Jesus Estava está falando de que ai? De pessoas que não subirão ao céu até o julgamento final ou do conhecimento das coisas divinas que Ele veio nos Revelar?


Não se trata de ascensão, olhe o verbo no passado “SUBIU”.Cristo ainda estava na terra quando falou isso, onde está escrito na bíblia que Ele desceu e depois subiu antes da ressurreição?



Na verdade Cristo faz alusão a textos como Dt 30, 12; Br 3, 29; Pr 30, 4


vindo do céu, ele pode dar-nos a conhecer os mistérios da vontade divina”. (Rm 10, 6) (cf. Sb 8, 16-17).


Quando Jesus fala que só Ele subiu, usa a expressão “Céu” no singular, e não céus. Porque Ele foi o único a subir ao Céu dos céus (1.º Rs 8, 27). O mais alto dos céus. Visto que há diferentes níveis de céu (2.ª Cor 12, 1-3). No Antigo testamento Elias e Enoc e Moisés foram arrebatados, ou seja subiram também, então Jesus não poderia está a querer afirmar aqui como muitos interpretam erroneamente, que só Ele havia subido (Gn 5:24; 2.º Rs 2). O que Ele afirma é que foi o único a subir ao mais alto Céu, à Direita do Pai (Ap 12,5) e descendo nos revelou os mistérios de Deus.


Depois da morte e ressurreição de Cristo o céu foi aberto a todos e Cristo levou as almas que morreram na servidão divina consigo para o céu, pois antes todos estavam no XEOL, pois assim nos revela as escrituras:



"Mas a cada um de nós foi dada a graça, segundo a medida do dom de Cristo, pelo que diz: Quando subiu ao alto, levou muitos cativos consigo (I Ped3,19), cumulou de dons os homens . Ora, que quer dizer Ele subiu, senão que antes havia descido a esta terra? Aquele que desceu é também o que subiu acima de todos os céus, para encher todas as coisas." (Efésios 4, 7-10).

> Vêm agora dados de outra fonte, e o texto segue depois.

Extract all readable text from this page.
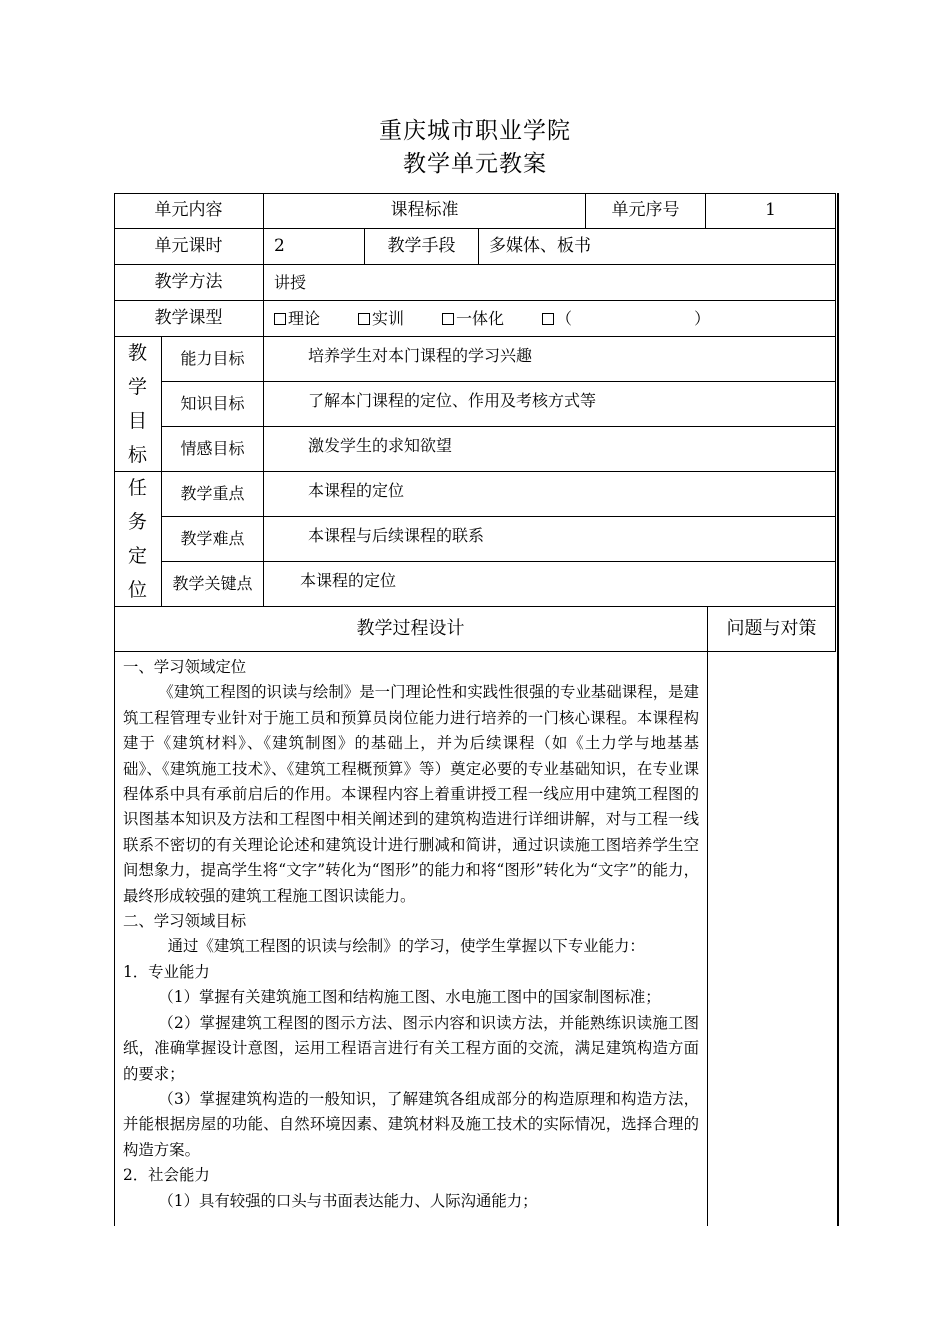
重庆城市职业学院
教学单元教案
单元内容	课程标准	单元序号	1
单元课时	2	教学手段	多媒体、板书
教学方法	讲授
教学课型	理论	实训	一体化	（                        ）
教
学
目
标
能力目标	培养学生对本门课程的学习兴趣
知识目标	了解本门课程的定位、作用及考核方式等
情感目标	激发学生的求知欲望
任
务
定
位
教学重点	本课程的定位
教学难点	本课程与后续课程的联系
教学关键点	本课程的定位
教学过程设计	问题与对策

一、学习领域定位

《建筑工程图的识读与绘制》是一门理论性和实践性很强的专业基础课程，是建筑工程管理专业针对于施工员和预算员岗位能力进行培养的一门核心课程。本课程构建于《建筑材料》、《建筑制图》的基础上，并为后续课程（如《土力学与地基基础》、《建筑施工技术》、《建筑工程概预算》等）奠定必要的专业基础知识，在专业课程体系中具有承前启后的作用。本课程内容上着重讲授工程一线应用中建筑工程图的识图基本知识及方法和工程图中相关阐述到的建筑构造进行详细讲解，对与工程一线联系不密切的有关理论论述和建筑设计进行删减和简讲，通过识读施工图培养学生空间想象力，提高学生将“文字”转化为“图形”的能力和将“图形”转化为“文字”的能力，最终形成较强的建筑工程施工图识读能力。

二、学习领域目标

通过《建筑工程图的识读与绘制》的学习，使学生掌握以下专业能力：

1．专业能力

（1）掌握有关建筑施工图和结构施工图、水电施工图中的国家制图标准；

（2）掌握建筑工程图的图示方法、图示内容和识读方法，并能熟练识读施工图纸，准确掌握设计意图，运用工程语言进行有关工程方面的交流，满足建筑构造方面的要求；

（3）掌握建筑构造的一般知识，了解建筑各组成部分的构造原理和构造方法，并能根据房屋的功能、自然环境因素、建筑材料及施工技术的实际情况，选择合理的构造方案。

2．社会能力

（1）具有较强的口头与书面表达能力、人际沟通能力；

XEOL é o nome hebraico dado no AT para os “infernos”, “abismo” ou “morada dos mortos” (Gn 37,35; Is 38,18). Julgava-se que o Xeol ficava debaixo da terra:



Desceram vivos à morada dos mortos, eles e tudo o que possuíam; cobriu-os a terra, e desapareceram da assembléia.” (Números 16, 33.)


Jesus, ao morrer, desceu ao Xeol (At 2,24-31; Rm 10,6-7; Ef 4,8-10) para anunciar aos mortos a sua vitória sobre a morte pela ressurreição (Ap 1,18; Mt 27,51-53; 1Pd 3,19s).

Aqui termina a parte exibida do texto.